Comme je n'avais pas encore assez d'occupations, des camarades, des amis ont insisté pour que je devienne secrétaire et accompagnateur de la section football. Même les dimanches ne m'appartenaient plus.

Nous sommes restés dix-sept ans dans le même bourg, sur les bords de l'Isle. Nous avons eu la joie de voir construire une école neuve sur le terrain jouxtant l'ancienne cour de récréation. Les travaux allaient bon train ; lorsque les maçons eurent terminé les murs et les couvreurs la toiture, un ouvrier, comme c'était la coutume, planta le bouquet au faîte du pignon. 




Un dimanche d'Avril, les planchers n'étant pas encore posés, Michel notre premier fils s'amusait à sauter de solive en solive lorsqu'il aperçut sur le sol des silhouettes insolites qui sortaient du sol. « Papa, papa, viens voir ! ». De l'index il désigna l'objet de sa surprise. Stupéfait, je comptais cinq morilles, mais des morilles extraordinaires. Blondes et pointues, pointant vers la lumière, elles avaient des dimensions qui tenaient du gigantisme. La première née, en forme de peuplier pyramidal, avoisinait les vingt-cinq centimètres de haut. N'en croyant pas mes yeux, je m'infiltrai entre les poutres et cueillis ces véritables phénomènes qui provoquèrent l'étonnement et l'admiration de tous. Sans doute étaient ce là choses anodines, mais avouez que ramasser des morilles géantes dans une école, était un fait peu banal qui valait la peine d'être signalé.

Les menuisiers s'attaquèrent à la pose du plancher. Ils ajustaient les lames de châtaignier, prises dans un lot de première qualité et, à mesure que leur travail avançait, on avait plaisir à regarder s'étaler le beau bois doré. Pour que l'effet soit encore plus séduisant, nous avons eu l'idée de l'encaustiquer nous-mêmes. Je me servais de notre cireuse qui comportait un réservoir à cire liquide.

Après un peu de repos, nous avons fini d'encaustiquer les parquets à la main. La cireuse, nettoyée, à quand même servi à les faire briller. La lumière entrait à flots par de grandes baies, les sols luisaient au soleil, tout était clair et accueillant. Les élèves quittaient leurs chaussures dans le couloir carrelé et prenaient leurs chaussons dans des petits sacs suspendus au mur. Ainsi, tout respirait la propreté et les enfants, paysans ou citadins, se sentaient à l'aise dans un tel cadre qu'ils respectaient volontiers.

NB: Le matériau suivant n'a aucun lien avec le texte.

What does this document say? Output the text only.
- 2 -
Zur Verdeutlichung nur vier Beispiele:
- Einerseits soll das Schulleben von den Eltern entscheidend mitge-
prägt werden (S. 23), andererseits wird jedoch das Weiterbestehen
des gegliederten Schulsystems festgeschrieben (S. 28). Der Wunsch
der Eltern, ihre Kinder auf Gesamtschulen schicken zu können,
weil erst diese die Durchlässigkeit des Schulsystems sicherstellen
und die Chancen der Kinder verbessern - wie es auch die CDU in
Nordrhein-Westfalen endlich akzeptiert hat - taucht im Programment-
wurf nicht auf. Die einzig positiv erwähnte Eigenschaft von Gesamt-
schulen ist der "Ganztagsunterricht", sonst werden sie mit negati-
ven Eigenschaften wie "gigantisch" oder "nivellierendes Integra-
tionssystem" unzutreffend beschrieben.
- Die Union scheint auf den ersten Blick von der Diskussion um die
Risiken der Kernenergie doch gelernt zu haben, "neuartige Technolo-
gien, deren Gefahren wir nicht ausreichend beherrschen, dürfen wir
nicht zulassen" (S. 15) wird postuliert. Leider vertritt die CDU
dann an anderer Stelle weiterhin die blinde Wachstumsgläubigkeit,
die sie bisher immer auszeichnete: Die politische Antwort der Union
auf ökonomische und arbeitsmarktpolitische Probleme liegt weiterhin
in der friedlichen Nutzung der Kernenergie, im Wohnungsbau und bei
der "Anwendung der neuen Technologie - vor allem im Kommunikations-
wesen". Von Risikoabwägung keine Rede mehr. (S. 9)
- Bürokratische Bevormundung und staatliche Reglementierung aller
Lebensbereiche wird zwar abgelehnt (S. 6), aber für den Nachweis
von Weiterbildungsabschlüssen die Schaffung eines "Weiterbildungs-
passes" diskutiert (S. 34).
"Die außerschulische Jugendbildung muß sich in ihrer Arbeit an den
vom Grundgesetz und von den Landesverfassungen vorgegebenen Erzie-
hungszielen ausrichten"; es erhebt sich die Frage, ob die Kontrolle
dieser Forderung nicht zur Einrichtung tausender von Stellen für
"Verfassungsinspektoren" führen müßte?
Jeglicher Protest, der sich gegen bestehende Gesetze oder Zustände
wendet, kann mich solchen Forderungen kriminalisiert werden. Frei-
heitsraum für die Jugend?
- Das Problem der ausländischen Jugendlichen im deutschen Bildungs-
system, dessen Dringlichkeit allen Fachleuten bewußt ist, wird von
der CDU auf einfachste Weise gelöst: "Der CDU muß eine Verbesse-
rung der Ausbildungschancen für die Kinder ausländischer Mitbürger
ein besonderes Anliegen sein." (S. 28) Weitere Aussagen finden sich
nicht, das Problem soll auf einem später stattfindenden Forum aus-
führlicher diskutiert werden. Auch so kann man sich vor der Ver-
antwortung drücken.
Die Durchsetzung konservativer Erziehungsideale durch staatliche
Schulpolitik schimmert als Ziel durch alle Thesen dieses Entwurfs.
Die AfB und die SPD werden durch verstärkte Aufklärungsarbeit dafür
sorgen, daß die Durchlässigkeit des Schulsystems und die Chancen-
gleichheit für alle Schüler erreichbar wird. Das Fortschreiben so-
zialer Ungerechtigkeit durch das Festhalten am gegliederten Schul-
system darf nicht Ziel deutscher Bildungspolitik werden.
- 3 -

Notre petite quatre chevaux, avec sa gueule de brave tortue, nous rendait de multiples services. Elle nous servait au ravitaillement de la cantine qu'il fallait aussi surveiller et, surtout, favorisait nos instants d'évasion. On se permettait enfin quelques vacances à la mer. C'étaient de véritables expéditions et si vous aviez vu notre petit véhicule surmonté du grand landau brinquebalant, vous auriez souri. C'était du plus bel effet.



En 1965, au moment d'affronter la capitale de la Dordogne où nous fûmes nommés tous les deux, nous avons tout naturellement jeté un regard nostalgique sur nos vingt-cinq ans passés soit dans des villages où nous avons fini d'apprendre l'humilité et la modestie, soit dans de charmantes petites cités que nous aidions à revivre en s'intéressant aux jeunes. 

Cela nous donnait l'impression d'effeuiller, non pas la marguerite, mais notre propre jeunesse dévorée d'amour et d'enthousiasme, au milieu d'un monde parfois cruel.